CDC data shows infection and hospitalization rates among U.S. children ages 14-17 rising, with children 6-13 closer to the national average. While vaccinations for younger groups may slow this trend, vaccines are not yet approved for children under 12. According to district supervisors already doing pooled testing, most parents participate because regular, proactive testing offers peace of mind that students are less likely to get ill or bring COVID-19 home to other family members.

Schools should clearly communicate the testing process and protocol to parents, also explaining that there is no cost to participate, and your test provider can provide materials to aid in this communication. Schools may want to consider additional options, like mandating vaccines or masks for students who opt out of testing. But state- and district-level policies may differ on vaccines and masks so make sure you have a clear understanding of all options available. Accommodations also may need to be addressed for any students with special requirements.

How do schools administer the tests?

The K-12 National Testing Action Program (NTAP) recommends weekly testing of individual pools. Depending on the size of the school, tests can be administered all on the same day, or staggered by pool. School personnel can be easily trained to operate and monitor on-site sample collection, and most students can perform the nasal swab collection themselves with adult oversight. For students, the nasal swab is less invasive than the familiar deep swab available at testing sites, so it is easy for younger students, even kindergartners, to use. To date, thousands of schools are already testing regularly. For additional resources, view this checklist that the CDC and Shah Foundation have developed to help schools get started.

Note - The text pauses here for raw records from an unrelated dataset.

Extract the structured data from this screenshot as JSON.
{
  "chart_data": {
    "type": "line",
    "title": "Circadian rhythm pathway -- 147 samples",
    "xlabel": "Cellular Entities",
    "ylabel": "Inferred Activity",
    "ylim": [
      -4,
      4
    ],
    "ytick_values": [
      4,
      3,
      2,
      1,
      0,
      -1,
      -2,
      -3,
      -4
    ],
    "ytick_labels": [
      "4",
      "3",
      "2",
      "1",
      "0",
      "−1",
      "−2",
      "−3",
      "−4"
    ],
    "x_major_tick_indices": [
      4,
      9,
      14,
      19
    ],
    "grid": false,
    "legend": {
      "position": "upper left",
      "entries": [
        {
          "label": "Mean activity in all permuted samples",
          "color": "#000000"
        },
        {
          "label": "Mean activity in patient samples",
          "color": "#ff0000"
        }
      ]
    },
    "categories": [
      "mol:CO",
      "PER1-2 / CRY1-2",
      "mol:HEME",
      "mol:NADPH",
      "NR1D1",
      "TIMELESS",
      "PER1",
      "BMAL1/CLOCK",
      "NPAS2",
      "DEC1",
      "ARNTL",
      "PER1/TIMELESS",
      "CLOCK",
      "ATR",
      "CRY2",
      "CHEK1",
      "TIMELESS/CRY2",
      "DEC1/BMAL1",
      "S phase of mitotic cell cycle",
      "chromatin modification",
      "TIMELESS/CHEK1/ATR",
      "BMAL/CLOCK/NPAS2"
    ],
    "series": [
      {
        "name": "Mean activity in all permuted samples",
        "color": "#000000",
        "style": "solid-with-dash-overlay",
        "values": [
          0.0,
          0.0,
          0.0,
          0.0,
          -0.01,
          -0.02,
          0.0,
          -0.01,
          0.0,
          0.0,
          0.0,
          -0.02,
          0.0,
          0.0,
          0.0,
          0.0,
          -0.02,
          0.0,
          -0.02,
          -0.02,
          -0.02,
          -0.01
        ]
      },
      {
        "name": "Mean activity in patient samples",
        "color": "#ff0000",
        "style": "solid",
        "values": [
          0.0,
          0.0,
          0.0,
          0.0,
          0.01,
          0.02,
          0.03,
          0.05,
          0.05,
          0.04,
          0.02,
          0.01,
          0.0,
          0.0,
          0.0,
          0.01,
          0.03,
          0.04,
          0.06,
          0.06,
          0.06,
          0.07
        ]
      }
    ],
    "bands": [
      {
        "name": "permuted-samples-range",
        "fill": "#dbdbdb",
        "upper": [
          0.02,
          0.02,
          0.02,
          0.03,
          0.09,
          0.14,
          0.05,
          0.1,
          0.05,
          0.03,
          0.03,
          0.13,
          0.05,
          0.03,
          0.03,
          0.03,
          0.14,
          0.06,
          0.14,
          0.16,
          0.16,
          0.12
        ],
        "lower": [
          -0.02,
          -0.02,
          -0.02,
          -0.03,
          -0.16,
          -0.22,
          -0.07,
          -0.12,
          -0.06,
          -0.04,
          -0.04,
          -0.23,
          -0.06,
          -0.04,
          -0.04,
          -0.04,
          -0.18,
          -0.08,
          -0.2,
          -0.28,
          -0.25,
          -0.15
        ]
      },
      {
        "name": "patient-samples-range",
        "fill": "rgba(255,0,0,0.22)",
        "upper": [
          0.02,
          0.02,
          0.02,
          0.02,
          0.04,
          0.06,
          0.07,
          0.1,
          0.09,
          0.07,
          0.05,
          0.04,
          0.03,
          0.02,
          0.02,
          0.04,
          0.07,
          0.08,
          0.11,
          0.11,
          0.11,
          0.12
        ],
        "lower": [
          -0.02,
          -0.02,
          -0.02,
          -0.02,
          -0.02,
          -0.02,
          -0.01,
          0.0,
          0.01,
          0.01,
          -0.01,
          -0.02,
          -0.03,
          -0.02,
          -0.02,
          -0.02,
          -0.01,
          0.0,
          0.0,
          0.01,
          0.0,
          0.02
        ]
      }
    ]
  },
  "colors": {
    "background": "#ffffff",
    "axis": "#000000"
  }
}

How fast do schools get the test results?

Training and setup to do pooled testing typically take a few weeks. Once school personnel are familiar with the process, pools can be created, collected, and administered in a matter of minutes. Pooled samples are packaged according to the instructions from the testing facility and samples are sent immediately to the lab. The Helix lab maintains, on average, a 24-hour turnaround time for samples, meaning that results are available quickly in order to act on any positive pool result or individual test. The lab also has the ability to conduct rapid follow-up for individual testing.

The National Institutes of Health (NIH) Rapid Acceleration of Diagnostics (RADx) program is working with clinical labs to ensure that school testing is available across the U.S. The country’s largest COVID-19 testing labs have been engaged, allowing hundreds of thousands of samples to be tested every day.

How do teams get started with pooled COVID-19 testing?

In order to effectively roll out and manage pooled COVID-19 testing, districts and schools should first create a plan for testing. It’s important to consider your own student make-up, volume of students, and ages in order to design a program that works for all students. Keep in mind that smaller pools are easier to manage in case a pool needs to be individually tested. Younger students may need more oversight than older ones. Also, plan to pool students into groups that have minimal cross-contact.

School administrators should identify a testing oversight team, a weekly testing team, and include all relevant health and safety team members. Before starting any testing, make sure to contact parents or guardians to confirm participation, and put a plan in place for any non-participants or students with other needs. Designate sample collection areas within the school and create any signage or instructional information needed to help students administer their own swabs. Testing partners can assist with set-up as needed.